As Japan has floundered for two decades since its economic bubble burst a postindustrial, high-tech society that had resigned itself to a slow, inexorable decline after the boom years of the 1980s its young people have languished. The over-indulged and underemployed cohort has given rise to a dictionary’s worth of sociological neologisms: freeters, young Japanese who choose part-time, dead-end, low-paid work instead of striving for more fulfilling careers; hikikomori, anxious youth who have completely withdrawn from society, even locking themselves in their bedrooms for years at a time; herbivores, grazing, passive young men who care more about their looks than their careers; and parasite singles, young adults who, even if they have good jobs, live at home to avoid paying rent and rely on their parents for food and laundry so they can use their disposable income for frivolous purchases.
But as their nation tries to cope with the costliest natural disaster the world has ever seen, one that has left tens of thousands dead or missing and some 360,000 homeless, the country’s coddled youth are rising to meet a new era’s challenges. In unprecedented numbers, young Japanese have volunteered to help earthquake victims, bringing time, money and in some cases social-networking expertise that can reunite missing family members and coordinate aid efforts.
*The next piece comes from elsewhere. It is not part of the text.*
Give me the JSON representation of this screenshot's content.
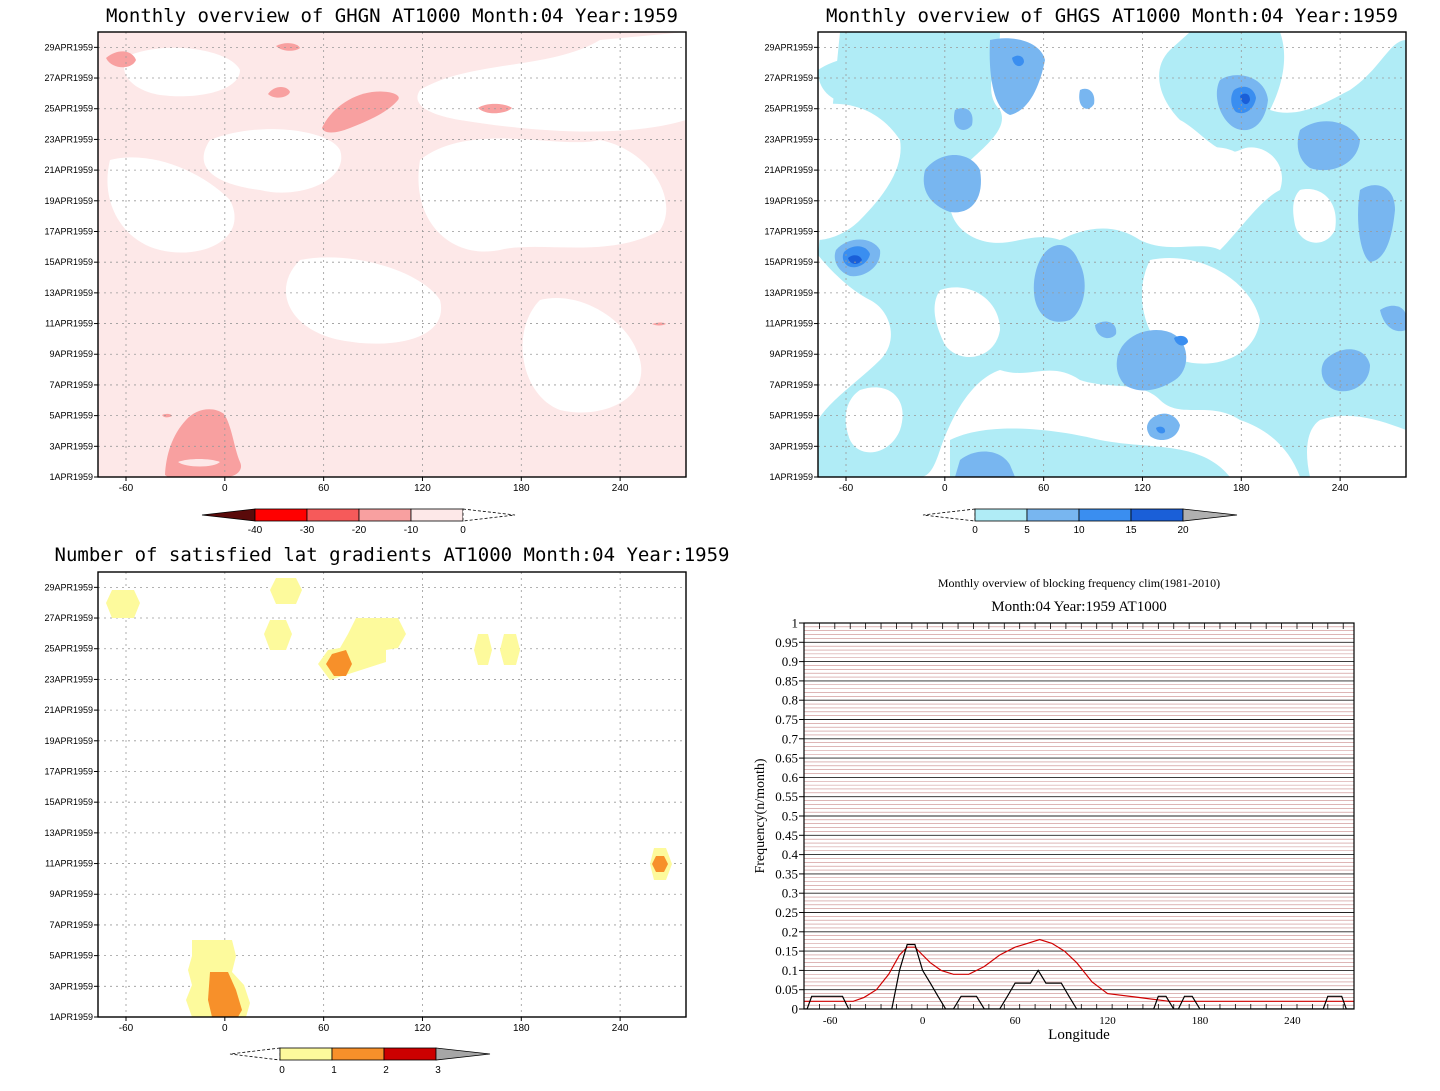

At the Saitama Super Arena, where recent graduate Nagatsuka is sheltering, crowds of local teens who usually come for rock concerts are here today for another reason. By 9:30 a.m., the emergency center has reached its maximum of 500 volunteers, most of whom are young. An additional 1,500 waiting for a chance to help will have to come back tomorrow. Masayuki Ishii, 18, is one of the lucky ones who scored a volunteer spot. He wears a big grin and is holding a sign that says 60s. His friend is holding another that says WOMEN. Together they form a duo that is organizing evacuee women in the 60-to-69 age bracket to go for their daily baths. “Some people say that young Japanese don’t have a good spirit,” says Ishii, stamping his feet in the frigid weather. “But when it comes down to it, we want to help, not just with money but with real work.”